De taalkunde en het ABN

   Het is een grote fout om in de ABN-discussie argumenten uit de taalkunde aan te halen. De moderne taalkunde beschrijft en kan dus, ipso facto, niet voorschrijven wat correct of fout is. Voor de taalkunde is elk dialect een taal, en is het volkomen misplaatst om het Werviks en het Lubbeeks niet, en het Fries en het Gallicischwel bij de talen te rekenen. Je kunt verwijzen naar de officiële beslissingen van de Nederlandse staat of Spaanse staat, die het Fries en het Gallicische erkennen als officiële talen in Friesland en Galicië, ik bedoel in Fryslân en Galiza, maar de lezer zal begrijpen dat taalbeleid van de overheid enerzijds en taalkunde anderzijds twee verschillende dingen zijn.    

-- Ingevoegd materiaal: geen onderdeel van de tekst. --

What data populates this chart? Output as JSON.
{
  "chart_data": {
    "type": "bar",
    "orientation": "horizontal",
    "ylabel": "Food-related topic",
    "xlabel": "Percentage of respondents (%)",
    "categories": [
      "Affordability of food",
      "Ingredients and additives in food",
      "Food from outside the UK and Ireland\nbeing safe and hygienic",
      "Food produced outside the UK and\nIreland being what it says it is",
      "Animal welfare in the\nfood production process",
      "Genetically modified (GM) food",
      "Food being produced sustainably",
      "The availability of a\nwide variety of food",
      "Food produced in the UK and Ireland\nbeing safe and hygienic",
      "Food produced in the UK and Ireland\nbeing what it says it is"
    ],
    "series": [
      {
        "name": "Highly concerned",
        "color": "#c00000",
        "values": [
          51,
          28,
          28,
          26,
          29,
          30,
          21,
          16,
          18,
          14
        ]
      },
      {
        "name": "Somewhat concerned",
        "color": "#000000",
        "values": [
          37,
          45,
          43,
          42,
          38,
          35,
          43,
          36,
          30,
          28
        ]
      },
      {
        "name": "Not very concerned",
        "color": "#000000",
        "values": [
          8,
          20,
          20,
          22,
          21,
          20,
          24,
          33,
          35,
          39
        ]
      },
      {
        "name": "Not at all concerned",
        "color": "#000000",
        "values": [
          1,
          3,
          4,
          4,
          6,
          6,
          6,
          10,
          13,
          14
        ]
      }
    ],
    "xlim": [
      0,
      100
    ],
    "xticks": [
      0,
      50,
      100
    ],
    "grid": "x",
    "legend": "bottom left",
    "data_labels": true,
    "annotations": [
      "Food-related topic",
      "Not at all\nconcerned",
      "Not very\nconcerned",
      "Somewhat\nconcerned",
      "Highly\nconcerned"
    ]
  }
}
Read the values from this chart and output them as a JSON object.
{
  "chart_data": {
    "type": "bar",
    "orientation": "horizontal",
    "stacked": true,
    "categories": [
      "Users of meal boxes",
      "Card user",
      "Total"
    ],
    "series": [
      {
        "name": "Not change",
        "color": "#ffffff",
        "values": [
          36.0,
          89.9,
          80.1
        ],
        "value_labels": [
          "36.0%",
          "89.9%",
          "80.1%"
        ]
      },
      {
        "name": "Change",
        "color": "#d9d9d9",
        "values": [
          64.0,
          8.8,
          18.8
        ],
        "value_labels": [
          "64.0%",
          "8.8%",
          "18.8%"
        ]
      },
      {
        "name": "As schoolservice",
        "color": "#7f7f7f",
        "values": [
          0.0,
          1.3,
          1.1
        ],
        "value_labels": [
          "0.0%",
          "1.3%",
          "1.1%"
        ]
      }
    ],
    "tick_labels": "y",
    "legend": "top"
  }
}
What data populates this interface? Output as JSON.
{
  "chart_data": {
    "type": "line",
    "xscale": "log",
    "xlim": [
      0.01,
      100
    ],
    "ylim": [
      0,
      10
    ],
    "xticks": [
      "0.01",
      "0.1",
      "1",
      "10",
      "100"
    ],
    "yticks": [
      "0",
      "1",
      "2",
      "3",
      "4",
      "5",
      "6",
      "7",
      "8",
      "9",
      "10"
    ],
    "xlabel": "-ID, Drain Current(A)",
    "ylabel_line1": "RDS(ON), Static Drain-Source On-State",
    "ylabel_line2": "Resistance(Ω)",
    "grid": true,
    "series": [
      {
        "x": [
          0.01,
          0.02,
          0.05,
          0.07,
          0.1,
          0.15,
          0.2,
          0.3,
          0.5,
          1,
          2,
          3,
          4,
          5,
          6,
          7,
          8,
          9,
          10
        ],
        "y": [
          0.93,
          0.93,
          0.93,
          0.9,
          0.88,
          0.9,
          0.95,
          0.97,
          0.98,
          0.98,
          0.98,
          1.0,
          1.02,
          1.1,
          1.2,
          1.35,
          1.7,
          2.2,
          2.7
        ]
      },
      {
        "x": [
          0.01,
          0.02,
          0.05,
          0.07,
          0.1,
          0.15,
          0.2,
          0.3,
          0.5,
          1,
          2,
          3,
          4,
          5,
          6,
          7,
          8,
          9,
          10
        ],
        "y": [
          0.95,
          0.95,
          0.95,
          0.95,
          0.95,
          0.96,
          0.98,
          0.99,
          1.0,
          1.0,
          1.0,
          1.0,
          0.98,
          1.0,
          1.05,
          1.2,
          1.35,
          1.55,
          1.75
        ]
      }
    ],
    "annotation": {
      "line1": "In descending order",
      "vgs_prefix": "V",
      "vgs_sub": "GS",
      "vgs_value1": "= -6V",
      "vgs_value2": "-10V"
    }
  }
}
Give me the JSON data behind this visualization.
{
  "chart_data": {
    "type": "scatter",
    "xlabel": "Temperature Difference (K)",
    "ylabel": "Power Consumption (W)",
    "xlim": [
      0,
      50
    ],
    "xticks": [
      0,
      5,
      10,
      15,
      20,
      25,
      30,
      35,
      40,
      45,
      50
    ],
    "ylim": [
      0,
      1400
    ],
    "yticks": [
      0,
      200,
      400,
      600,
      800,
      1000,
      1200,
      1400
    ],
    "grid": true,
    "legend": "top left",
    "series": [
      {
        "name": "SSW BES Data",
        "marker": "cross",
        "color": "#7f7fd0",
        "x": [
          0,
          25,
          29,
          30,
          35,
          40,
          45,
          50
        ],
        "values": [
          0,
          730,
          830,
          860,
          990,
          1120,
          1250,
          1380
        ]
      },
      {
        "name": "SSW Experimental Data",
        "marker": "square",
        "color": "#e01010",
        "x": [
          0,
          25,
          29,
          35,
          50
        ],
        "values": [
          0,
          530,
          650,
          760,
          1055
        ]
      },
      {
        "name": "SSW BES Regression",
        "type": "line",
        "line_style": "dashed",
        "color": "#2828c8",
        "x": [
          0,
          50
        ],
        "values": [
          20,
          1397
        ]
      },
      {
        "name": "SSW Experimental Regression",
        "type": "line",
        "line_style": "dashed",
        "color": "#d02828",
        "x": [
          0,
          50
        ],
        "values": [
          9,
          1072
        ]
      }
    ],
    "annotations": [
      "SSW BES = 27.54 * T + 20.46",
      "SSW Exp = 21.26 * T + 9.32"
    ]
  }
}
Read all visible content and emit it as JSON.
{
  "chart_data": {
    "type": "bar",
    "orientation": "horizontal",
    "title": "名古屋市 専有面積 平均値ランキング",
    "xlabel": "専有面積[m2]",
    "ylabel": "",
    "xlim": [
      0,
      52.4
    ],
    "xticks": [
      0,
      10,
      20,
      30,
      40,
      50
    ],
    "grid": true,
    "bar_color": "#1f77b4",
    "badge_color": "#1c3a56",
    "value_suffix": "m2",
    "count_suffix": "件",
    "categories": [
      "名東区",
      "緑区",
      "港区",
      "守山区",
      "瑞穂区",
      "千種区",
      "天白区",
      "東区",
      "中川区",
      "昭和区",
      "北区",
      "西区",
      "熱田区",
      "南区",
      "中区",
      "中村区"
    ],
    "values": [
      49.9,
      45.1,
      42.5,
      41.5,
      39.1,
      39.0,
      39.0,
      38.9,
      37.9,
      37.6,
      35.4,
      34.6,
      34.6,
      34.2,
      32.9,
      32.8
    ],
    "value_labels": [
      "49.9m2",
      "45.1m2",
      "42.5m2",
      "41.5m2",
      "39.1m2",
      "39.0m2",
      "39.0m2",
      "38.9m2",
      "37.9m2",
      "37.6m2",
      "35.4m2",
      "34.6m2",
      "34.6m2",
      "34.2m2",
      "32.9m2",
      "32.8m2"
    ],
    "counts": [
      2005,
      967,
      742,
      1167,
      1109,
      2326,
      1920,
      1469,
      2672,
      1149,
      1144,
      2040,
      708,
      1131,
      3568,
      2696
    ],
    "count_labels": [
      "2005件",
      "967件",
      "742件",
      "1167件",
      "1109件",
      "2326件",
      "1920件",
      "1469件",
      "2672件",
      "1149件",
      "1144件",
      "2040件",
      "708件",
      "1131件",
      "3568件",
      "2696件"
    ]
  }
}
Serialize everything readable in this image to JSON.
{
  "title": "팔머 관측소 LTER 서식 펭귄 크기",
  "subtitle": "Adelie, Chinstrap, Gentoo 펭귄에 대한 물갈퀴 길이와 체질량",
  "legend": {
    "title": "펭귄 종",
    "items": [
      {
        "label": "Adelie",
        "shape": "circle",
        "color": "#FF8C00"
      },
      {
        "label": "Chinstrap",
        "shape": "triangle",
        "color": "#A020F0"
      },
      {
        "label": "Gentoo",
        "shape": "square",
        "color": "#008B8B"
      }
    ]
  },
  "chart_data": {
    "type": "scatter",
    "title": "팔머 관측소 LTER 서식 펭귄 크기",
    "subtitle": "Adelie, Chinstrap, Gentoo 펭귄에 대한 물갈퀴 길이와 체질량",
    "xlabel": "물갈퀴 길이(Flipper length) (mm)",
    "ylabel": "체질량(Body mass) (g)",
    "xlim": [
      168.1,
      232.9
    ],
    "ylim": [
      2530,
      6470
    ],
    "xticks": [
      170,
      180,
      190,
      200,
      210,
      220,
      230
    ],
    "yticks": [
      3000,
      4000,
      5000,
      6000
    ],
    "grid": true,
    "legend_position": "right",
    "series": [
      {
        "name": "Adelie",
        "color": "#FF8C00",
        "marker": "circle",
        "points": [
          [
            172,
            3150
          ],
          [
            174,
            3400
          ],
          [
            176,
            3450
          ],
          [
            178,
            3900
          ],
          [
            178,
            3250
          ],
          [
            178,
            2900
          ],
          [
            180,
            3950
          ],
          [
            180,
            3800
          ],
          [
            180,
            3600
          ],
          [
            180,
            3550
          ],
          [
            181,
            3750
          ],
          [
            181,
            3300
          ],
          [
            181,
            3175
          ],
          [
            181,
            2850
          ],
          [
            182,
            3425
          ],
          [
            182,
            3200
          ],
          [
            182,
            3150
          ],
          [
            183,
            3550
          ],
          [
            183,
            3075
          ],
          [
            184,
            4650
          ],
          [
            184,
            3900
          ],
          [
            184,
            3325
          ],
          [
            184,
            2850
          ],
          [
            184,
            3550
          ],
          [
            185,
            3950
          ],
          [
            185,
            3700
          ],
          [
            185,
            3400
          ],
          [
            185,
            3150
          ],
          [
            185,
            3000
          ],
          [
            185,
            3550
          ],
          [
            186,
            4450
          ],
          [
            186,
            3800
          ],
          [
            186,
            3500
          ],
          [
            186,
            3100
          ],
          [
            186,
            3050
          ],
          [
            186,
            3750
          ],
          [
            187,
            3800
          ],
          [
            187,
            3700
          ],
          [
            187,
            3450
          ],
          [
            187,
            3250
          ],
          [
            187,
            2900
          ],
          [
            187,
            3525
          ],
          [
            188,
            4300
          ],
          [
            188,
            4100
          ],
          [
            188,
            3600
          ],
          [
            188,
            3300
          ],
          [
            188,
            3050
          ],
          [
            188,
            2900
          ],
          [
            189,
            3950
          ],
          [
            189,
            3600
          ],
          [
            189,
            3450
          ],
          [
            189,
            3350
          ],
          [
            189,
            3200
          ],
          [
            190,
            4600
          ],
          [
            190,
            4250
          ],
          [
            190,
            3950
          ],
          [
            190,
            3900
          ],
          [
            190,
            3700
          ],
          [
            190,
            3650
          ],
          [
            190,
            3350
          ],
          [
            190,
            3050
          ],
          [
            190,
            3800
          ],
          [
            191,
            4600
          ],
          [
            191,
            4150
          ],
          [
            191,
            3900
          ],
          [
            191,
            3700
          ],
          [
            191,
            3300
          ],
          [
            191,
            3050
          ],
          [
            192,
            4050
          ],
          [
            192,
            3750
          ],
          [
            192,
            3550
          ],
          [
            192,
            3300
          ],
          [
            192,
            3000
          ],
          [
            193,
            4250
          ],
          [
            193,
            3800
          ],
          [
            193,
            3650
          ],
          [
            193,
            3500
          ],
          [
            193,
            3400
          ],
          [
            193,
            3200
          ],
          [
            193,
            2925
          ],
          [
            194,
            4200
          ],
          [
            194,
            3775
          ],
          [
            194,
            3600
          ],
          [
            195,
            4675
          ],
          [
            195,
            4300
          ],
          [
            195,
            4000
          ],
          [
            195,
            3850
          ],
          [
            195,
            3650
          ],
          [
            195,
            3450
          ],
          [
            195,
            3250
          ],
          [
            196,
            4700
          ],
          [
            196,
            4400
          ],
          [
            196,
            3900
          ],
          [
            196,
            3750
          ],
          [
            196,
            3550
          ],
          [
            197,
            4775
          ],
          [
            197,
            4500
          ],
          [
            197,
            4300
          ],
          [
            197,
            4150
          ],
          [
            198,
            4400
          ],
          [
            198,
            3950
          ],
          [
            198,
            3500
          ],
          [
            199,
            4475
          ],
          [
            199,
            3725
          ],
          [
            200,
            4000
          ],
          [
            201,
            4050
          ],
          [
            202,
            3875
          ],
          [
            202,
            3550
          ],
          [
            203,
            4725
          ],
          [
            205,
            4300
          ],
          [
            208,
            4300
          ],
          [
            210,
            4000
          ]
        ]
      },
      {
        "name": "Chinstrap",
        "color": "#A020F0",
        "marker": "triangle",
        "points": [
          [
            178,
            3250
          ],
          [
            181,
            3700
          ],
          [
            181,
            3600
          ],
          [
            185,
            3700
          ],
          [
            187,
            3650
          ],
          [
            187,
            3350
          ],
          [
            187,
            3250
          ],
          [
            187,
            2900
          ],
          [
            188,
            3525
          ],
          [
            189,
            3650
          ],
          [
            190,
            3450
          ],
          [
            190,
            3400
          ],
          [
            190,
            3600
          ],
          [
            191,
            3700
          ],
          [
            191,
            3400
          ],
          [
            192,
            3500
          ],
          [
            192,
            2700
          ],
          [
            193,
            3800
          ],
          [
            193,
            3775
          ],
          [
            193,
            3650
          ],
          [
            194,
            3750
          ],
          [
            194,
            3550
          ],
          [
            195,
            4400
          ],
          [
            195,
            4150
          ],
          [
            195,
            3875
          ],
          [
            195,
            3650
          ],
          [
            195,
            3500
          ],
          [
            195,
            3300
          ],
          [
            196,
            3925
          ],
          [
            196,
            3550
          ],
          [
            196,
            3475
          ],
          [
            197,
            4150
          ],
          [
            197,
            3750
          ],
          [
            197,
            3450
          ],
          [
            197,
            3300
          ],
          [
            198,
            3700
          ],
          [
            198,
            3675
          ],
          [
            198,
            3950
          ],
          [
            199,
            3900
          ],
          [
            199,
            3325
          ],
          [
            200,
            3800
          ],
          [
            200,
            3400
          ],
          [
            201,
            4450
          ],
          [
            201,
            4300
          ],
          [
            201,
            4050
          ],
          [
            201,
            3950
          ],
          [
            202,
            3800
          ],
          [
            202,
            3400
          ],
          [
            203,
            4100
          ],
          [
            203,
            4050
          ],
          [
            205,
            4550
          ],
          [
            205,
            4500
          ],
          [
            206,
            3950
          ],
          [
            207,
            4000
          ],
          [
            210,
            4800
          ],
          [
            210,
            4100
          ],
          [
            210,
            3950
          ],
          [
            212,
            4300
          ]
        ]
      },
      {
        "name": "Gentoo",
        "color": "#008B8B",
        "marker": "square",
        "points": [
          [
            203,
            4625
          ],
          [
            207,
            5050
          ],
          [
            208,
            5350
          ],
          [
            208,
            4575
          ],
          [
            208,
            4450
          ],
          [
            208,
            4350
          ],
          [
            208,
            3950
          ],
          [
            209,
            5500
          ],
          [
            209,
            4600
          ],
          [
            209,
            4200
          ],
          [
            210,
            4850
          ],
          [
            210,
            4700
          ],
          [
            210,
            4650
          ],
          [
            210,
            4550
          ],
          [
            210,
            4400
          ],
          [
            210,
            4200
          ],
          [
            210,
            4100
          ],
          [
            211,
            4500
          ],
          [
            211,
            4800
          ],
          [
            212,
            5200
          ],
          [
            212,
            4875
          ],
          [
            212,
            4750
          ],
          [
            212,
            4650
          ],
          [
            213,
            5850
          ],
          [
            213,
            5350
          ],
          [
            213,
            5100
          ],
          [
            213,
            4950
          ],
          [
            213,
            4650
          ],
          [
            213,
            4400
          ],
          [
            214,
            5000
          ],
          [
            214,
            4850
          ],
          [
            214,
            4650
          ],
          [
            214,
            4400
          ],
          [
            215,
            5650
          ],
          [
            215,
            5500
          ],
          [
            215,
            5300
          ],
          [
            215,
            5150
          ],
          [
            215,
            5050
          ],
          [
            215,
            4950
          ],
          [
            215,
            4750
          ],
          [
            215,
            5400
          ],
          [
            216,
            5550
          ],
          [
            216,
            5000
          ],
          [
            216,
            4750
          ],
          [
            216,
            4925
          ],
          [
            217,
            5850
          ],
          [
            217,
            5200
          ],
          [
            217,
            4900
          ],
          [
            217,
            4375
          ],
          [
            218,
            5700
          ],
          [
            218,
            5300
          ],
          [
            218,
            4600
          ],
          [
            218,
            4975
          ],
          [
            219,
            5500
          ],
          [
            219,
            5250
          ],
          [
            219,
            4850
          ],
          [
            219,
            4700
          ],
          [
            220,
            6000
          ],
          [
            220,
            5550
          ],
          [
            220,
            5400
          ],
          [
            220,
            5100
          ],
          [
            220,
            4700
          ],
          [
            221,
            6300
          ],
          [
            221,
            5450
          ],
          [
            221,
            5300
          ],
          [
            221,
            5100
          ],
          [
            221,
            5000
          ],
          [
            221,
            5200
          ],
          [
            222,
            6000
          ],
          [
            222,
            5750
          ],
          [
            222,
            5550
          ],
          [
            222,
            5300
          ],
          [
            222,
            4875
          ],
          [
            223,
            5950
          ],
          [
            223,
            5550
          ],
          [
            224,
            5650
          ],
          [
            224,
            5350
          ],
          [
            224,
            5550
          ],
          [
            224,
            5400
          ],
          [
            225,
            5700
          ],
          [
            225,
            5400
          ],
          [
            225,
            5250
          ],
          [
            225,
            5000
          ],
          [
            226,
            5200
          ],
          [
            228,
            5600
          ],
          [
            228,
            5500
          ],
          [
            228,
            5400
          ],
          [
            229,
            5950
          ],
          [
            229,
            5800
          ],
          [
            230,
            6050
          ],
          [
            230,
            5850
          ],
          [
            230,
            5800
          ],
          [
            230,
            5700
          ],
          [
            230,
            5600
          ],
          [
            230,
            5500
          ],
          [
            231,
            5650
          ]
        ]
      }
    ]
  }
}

     Taalkundigen die zich met ABN hebben beziggehouden, kwamen door die stand van zaken wel eens in de moeilijkheden. Ze deden hun best om het ABN in Vlaanderen uit te dragen, maar maakten de fout om niet tijdig uit hun rol van taalkundige te stappen. Als ze een vraag kregen waarom een of andere woord geen goed Nederlands was, durfden ze niet kordaat te antwoorden met ‘daarom’ of ‘omdat ik het zeg.’ Ze durfden niet eens meer het Noord-Nederlandse gebruik aan te halen, zoals Professor Paardekooper deed. Ze wisten immers dat er geen enkel taalkundig argument bestond waarom die Noord-Nederlandse norm moest worden verkozen boven die van enig ander dialect of enige andere tussentaal*.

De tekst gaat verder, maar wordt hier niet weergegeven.